Predicting Customer Behaviour from British Airways Customer Buying Data

Github file

As part of the forage’s digital experience I have used the XGboost algorithm to predict the outcome of a customer booking process and extract the important features that affect the decision to purchase the airline ticket.

To start the machine learning process we have to explore and understand the data. I have done some exploratory data analysis using pandas to have an extensive understanding of the data.

The above image shows the column index and you can see there are 6 numerical columns and 8 categorical columns.

Doing a value count method shows that the dataset is highly imbalanced.

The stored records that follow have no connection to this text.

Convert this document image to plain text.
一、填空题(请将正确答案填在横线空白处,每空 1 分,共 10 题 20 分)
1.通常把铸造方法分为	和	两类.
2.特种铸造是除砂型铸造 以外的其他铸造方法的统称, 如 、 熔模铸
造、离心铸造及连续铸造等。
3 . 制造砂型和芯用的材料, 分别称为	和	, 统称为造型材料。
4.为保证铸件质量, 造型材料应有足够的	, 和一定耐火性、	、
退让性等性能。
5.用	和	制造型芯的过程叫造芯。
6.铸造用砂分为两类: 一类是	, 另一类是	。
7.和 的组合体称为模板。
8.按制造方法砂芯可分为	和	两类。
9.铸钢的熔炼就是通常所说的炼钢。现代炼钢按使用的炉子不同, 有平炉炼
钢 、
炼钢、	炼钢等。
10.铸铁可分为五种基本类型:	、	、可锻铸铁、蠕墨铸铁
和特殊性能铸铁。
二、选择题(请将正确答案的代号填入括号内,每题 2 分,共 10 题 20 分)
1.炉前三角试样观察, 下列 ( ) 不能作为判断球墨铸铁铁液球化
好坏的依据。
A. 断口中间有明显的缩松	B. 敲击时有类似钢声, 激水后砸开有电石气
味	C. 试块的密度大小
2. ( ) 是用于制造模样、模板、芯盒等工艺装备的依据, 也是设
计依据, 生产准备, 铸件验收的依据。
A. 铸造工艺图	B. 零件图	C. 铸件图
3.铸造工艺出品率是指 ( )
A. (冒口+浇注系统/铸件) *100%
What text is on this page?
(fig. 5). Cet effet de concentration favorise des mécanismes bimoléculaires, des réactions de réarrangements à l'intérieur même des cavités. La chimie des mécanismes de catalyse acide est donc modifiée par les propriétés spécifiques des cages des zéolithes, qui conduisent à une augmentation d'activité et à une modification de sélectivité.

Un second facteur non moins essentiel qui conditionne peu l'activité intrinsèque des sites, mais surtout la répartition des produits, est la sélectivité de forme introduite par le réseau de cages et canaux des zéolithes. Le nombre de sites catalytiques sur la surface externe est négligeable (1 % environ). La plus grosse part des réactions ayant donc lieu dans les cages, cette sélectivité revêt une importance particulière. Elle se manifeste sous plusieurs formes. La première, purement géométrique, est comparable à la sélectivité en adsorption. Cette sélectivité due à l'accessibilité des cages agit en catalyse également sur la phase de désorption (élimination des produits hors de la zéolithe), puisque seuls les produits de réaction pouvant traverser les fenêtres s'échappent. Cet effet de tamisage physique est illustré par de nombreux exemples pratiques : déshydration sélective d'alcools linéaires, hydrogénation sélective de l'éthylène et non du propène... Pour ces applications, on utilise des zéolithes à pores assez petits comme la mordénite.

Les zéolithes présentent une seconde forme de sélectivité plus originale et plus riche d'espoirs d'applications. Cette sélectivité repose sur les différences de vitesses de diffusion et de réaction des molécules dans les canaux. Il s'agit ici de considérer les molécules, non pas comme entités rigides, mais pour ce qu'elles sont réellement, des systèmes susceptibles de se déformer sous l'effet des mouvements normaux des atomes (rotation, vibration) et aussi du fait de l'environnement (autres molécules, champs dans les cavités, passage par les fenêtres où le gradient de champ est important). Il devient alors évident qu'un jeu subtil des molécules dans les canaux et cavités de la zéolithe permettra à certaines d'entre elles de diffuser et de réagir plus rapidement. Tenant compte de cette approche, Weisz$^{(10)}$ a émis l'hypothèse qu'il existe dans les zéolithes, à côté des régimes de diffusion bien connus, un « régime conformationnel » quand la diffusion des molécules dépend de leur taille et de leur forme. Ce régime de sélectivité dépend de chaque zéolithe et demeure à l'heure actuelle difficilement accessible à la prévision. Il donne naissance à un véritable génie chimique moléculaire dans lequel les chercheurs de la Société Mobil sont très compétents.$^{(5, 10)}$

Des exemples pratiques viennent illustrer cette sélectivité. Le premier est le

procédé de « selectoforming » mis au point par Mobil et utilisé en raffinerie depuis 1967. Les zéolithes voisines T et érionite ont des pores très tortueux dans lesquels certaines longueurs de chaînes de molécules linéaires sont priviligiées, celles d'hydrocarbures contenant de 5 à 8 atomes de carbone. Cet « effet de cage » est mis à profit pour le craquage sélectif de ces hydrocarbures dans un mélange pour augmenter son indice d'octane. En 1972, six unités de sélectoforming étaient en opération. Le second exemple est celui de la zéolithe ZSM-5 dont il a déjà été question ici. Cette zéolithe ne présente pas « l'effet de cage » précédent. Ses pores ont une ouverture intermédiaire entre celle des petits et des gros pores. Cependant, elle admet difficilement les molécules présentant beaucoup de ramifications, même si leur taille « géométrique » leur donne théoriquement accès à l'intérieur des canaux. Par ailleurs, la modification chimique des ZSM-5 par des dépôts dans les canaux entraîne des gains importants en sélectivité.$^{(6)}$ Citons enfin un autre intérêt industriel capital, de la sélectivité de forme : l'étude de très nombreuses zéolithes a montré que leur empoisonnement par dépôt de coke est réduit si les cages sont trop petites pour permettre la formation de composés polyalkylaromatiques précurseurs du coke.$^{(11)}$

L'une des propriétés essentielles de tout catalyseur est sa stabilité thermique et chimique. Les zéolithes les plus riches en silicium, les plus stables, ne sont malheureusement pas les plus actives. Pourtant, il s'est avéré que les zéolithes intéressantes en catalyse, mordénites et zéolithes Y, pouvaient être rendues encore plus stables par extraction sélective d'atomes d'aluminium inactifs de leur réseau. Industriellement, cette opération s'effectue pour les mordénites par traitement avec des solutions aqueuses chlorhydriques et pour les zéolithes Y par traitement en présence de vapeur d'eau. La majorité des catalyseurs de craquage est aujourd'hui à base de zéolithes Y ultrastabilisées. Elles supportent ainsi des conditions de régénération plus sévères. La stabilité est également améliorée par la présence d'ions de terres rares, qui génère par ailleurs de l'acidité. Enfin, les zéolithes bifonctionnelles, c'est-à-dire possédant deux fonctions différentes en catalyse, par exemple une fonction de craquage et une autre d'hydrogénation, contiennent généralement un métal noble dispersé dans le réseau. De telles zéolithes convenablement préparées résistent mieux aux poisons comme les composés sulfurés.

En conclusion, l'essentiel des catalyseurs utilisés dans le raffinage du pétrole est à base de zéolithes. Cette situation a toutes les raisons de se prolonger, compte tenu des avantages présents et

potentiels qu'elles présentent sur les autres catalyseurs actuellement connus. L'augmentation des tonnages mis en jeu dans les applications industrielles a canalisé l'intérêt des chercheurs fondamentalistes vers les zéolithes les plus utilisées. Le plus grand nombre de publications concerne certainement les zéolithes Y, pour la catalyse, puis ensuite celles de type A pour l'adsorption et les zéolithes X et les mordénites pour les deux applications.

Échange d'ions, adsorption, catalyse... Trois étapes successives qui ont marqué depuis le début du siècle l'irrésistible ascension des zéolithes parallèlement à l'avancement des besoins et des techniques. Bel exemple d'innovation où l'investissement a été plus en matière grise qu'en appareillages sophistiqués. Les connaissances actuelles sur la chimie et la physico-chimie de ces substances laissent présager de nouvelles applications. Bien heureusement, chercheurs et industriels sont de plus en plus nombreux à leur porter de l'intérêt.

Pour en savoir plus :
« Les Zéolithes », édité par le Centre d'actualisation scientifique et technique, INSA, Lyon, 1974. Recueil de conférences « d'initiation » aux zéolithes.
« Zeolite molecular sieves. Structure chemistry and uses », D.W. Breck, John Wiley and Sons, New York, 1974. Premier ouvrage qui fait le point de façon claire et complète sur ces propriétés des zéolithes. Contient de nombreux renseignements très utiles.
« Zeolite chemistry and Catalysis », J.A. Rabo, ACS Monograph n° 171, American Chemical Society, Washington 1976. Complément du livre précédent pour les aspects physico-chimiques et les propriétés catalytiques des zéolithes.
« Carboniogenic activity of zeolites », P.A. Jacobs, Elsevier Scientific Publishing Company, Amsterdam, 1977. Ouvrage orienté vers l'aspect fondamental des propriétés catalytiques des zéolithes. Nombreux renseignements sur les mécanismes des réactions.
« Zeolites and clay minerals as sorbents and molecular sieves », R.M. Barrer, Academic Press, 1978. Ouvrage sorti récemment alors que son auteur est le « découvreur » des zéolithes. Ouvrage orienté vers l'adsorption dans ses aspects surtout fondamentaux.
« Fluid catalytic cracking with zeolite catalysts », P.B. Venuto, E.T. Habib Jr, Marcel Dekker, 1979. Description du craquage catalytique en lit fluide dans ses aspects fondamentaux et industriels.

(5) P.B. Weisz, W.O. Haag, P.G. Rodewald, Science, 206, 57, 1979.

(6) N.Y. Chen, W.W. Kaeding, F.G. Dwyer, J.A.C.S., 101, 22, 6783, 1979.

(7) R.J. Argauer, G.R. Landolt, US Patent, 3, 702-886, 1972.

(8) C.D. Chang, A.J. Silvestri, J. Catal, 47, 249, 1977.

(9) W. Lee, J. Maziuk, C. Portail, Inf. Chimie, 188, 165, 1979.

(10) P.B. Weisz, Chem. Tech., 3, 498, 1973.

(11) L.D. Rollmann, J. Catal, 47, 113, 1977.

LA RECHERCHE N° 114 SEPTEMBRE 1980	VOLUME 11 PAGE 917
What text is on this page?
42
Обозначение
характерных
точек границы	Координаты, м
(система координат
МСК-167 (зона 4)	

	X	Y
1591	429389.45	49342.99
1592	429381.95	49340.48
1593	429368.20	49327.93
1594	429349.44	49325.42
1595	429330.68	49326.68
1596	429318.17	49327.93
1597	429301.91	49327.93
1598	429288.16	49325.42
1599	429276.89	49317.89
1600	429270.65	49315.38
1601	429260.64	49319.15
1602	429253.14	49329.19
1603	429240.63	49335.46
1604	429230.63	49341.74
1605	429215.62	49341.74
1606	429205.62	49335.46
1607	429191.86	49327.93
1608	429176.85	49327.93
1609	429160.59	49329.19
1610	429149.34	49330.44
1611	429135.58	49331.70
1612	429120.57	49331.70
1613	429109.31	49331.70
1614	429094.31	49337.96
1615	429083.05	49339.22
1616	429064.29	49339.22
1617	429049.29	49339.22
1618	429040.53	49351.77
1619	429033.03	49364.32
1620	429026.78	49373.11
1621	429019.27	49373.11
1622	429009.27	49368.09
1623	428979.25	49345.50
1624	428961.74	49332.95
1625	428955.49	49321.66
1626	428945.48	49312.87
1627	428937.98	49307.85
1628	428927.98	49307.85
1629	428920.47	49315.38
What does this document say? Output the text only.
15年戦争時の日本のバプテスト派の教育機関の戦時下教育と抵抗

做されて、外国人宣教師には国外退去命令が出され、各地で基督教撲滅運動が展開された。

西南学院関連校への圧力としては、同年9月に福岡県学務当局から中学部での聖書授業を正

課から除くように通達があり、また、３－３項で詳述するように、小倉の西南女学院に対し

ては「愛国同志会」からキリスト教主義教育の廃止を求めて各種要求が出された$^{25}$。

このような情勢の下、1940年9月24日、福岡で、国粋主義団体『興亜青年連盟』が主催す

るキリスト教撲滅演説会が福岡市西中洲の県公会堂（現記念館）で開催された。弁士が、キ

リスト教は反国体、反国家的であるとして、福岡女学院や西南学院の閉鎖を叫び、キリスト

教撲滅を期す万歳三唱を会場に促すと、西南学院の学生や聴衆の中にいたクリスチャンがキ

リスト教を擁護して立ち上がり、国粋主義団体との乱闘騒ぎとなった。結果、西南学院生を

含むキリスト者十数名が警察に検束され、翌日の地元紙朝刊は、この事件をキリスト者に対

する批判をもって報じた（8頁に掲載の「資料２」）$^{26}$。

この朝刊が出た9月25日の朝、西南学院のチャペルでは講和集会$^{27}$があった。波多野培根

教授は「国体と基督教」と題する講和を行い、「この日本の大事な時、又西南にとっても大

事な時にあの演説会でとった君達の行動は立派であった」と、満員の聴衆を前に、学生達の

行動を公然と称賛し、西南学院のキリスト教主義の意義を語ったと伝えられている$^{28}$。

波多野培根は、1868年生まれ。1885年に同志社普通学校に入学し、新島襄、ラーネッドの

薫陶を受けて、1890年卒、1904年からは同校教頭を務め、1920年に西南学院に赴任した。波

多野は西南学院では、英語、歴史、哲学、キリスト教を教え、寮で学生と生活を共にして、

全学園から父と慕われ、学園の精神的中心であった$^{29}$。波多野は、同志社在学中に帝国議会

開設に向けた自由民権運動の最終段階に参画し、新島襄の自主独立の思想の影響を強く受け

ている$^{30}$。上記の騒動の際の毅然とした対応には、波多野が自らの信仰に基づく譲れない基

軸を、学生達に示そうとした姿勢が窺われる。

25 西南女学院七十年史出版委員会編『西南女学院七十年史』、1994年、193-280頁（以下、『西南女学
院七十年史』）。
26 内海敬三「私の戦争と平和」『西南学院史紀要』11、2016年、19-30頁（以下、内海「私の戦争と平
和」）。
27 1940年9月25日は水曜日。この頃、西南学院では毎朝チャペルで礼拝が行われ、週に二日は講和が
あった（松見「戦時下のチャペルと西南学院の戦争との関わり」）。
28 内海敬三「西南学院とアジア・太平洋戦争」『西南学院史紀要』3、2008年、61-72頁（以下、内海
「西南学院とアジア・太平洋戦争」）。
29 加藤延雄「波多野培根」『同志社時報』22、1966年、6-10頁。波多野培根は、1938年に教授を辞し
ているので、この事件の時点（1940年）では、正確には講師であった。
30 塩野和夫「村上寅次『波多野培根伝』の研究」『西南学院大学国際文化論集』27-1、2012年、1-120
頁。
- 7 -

This can be alleviated using undersampling the booking not complete class or oversampling the booking complete class.

For some of the numerical classes I have plotted the graphs against the percentage of booking complete to learn how these factors affect the customer behaviour.

It can be seen these features do have some importance over the decision to book a ticket. The first graph shows that most people tend to book as a group of 3 or 5. People are likely to complete a booking if the flight is on Wednesday. The third graph shows that most people tend to book flights that depart in the evenings. The fourth graph shows that people are more likely to purchase a ticket in the near feature with decreasing likelihood as the days increase.

More analysis can be seen on the github page for this project.

Training

The XGboost python library was used to train the prediction model for this dataset. To encode the categorical values Target Encoders were used which encodes the categorical values based on the probability of occurrence in relation to the target variable. Bayes searchCV from Scikit optimizers were used to optimize the hyperparameters for this model to find the best combination of hyperparameters.

The model predicted the customer buying behaviour with an accuracy of 81%, but the f1-score for the booking complete class was only 0.26. But the important goal of this project was to find the factors that affected the customer buying behaviour

The XGboost model has an inbuilt method to extract the feature importances. It is shown in the image below.

It can be seen that the purchase lead has the most highest feature importance, followed by the route that the flight takes and flight hour. This confirms the graphs above which shows that relation between each of these features and the booking percentage.